しかし、ベンが演じるハムレットは、そんな周りからのプレッシャーなんで全く感じさせず(本人はハンパなかったそうですが)、初っ端から再婚するお母さんに鼻水ダーダー流して泣きじゃくり(笑)薬瓶とナイフを公園のベンチに置いて「To be or not to be」とつぶやき、再婚した母親を全力で責め立て、劇団の演技にはしゃぎまくる(舞台の床に座る時はベンはいつも正座しますが、この時からすでに正座好き!?)そしてたった一人でステージに立っていても、観客を惹きつけて離さない。


Hamlet / The Telegraphのサイトから拝借

少年のように痩せた体で今にも壊れそうな雰囲気なのに、ダイナミックで、無邪気で、美しくて、多感で、感情の抑揚が激しくて、そんな感情を自分でも持て余すかのように苛立つ、まさに思春期の少年のようなハムレット。あんなへっぴり腰でフェンシングをするハムレットなんて初めて見たよ(笑)

今のベン・ウィショーと同じように、脆くて繊細なのに、人の心を魅了する演技がこんな年齢の時にすでに完成されていたなんて。こんなハムレットを無名の23歳の俳優にやられちゃったら、そりゃあ評論家も「今夜、伝説が生まれた!」と言いたくもなるよ。

3時間半もある舞台なのにアッという間に終わっちゃった・・・。気がつけば、後から部屋に来た人がいつの間にかDVDを観終わって居なくなってました。
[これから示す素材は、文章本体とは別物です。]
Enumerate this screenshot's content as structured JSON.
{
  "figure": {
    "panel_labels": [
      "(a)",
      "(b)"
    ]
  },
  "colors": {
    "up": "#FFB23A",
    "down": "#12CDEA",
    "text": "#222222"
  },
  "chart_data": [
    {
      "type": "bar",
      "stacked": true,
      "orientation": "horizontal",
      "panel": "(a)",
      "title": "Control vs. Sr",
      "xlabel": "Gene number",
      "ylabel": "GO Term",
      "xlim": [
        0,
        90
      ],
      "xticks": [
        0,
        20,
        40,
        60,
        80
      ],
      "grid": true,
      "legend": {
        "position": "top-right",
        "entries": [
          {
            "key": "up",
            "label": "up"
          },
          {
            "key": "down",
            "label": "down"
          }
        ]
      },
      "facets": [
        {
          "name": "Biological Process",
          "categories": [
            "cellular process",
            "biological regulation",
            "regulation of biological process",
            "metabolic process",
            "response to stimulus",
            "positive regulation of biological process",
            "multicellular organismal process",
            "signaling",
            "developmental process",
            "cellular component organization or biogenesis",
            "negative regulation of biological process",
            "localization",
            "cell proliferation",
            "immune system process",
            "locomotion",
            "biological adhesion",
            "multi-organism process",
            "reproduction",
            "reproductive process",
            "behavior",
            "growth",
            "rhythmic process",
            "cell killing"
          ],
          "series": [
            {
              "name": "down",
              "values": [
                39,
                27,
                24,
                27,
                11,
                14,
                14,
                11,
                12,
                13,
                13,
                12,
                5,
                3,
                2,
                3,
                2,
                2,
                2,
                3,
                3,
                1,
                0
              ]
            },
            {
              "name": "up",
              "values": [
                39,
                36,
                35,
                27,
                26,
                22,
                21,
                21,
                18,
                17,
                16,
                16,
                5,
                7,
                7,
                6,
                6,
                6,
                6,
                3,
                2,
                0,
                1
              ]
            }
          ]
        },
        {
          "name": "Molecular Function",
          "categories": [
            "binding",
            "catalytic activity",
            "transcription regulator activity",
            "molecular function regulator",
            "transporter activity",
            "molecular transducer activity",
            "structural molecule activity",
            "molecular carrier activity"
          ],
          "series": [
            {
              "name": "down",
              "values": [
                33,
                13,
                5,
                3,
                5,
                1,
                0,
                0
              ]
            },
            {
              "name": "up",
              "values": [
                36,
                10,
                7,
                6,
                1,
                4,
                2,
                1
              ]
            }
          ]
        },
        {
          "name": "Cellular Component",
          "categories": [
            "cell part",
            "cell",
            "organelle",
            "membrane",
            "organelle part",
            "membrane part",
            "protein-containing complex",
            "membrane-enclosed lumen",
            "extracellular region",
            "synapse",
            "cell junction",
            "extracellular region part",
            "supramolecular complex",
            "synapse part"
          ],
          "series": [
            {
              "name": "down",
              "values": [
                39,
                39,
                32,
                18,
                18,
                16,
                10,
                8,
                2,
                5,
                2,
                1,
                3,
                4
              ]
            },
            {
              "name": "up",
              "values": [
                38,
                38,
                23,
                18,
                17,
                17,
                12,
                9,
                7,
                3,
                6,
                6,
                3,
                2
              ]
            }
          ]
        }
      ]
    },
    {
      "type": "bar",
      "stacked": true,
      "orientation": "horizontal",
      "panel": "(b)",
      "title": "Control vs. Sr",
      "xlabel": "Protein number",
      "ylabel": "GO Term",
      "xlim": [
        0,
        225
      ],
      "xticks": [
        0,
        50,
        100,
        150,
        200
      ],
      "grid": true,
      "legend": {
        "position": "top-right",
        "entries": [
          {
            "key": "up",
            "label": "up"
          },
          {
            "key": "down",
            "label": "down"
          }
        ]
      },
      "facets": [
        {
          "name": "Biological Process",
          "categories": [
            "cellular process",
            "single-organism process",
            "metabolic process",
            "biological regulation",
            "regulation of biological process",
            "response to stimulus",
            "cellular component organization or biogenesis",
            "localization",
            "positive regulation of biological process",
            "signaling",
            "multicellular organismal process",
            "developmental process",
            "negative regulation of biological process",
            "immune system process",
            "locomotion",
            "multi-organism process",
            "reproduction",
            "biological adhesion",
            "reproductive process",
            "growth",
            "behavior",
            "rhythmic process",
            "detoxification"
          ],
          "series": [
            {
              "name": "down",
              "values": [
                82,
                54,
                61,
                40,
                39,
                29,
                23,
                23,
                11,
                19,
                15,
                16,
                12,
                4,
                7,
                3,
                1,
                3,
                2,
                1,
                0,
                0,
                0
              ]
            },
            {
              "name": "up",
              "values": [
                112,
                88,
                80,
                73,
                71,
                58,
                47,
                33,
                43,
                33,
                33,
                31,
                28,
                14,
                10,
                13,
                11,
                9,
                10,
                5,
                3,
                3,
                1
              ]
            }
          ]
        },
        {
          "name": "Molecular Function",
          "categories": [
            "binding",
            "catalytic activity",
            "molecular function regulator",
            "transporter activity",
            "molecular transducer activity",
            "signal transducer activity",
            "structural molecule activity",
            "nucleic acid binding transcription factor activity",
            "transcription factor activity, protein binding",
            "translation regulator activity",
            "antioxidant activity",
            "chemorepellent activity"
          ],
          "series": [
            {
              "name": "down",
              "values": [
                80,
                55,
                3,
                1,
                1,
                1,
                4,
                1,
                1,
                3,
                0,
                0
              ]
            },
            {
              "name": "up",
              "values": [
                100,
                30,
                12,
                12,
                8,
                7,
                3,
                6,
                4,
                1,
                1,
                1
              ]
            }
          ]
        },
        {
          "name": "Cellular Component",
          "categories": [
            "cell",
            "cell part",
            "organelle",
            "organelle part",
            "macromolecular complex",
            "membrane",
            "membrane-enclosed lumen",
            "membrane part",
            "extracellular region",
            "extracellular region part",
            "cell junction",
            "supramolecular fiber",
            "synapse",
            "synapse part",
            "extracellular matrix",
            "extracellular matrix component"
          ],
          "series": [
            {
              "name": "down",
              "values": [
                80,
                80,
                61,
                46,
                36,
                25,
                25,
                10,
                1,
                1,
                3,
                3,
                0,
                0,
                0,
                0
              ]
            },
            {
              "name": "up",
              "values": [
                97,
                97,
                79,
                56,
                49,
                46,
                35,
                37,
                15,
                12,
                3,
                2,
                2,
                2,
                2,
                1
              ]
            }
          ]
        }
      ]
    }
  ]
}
ああ、もう一度見たい!と思いながらも、いやいや、今日はこの後で37歳のベンを生で観るんですからね!

小さな窓しかない底冷えするような部屋で、半日近くジッとDVDを観ているなんて、遥々ロンドンまで来て何やってんだい!と、自分自身で突っ込んでしまいそうですが、いやいや、ここでしか観られないんだから、充分価値のあるロンドンの過ごし方ですよ。
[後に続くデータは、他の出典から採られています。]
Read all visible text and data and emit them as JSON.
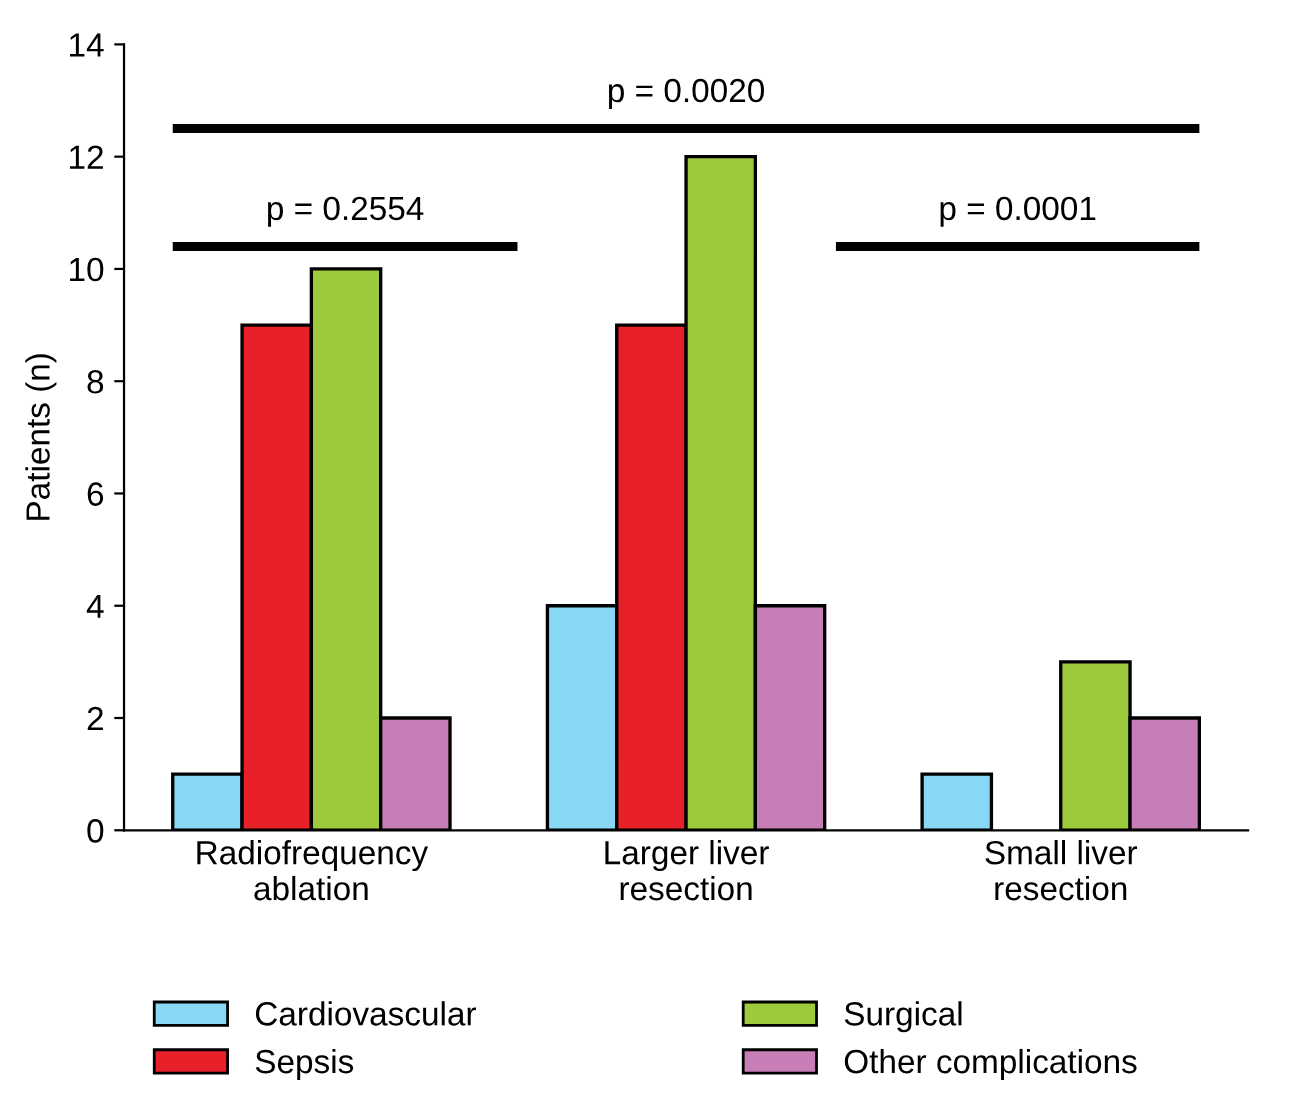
{
  "chart_data": {
    "type": "bar",
    "ylabel": "Patients (n)",
    "categories": [
      "Radiofrequency\nablation",
      "Larger liver\nresection",
      "Small liver\nresection"
    ],
    "series": [
      {
        "name": "Cardiovascular",
        "color": "#87d8f5",
        "values": [
          1,
          4,
          1
        ]
      },
      {
        "name": "Sepsis",
        "color": "#e8202a",
        "values": [
          9,
          9,
          0
        ]
      },
      {
        "name": "Surgical",
        "color": "#9dc93c",
        "values": [
          10,
          12,
          3
        ]
      },
      {
        "name": "Other complications",
        "color": "#c77db5",
        "values": [
          2,
          4,
          2
        ]
      }
    ],
    "ylim": [
      0,
      14
    ],
    "yticks": [
      0,
      2,
      4,
      6,
      8,
      10,
      12,
      14
    ],
    "grid": false,
    "legend": "bottom",
    "annotations": [
      "p = 0.0020",
      "p = 0.2554",
      "p = 0.0001"
    ]
  }
}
古いV&Aのオフィシャルサイトのここに→アーカイブ紹介ビデオがありました。ちょっとだけベンのハムレットが登場します(6分過ぎたあたり)。そしてリストは、V&Aのこのページ→の中の「National Video Archive of Performance (NVAP)」にPDFとして掲載されています。日時と劇場しかデータがないので、気になる俳優がいれば、Wikiページと並べてチェックだっ!(そして観たい舞台があれば、渡英前にここにメールで「観せて!」とお願いしよう!)ベンだけでなく、きっと他にもお宝映像がひっそり埋もれてますよ。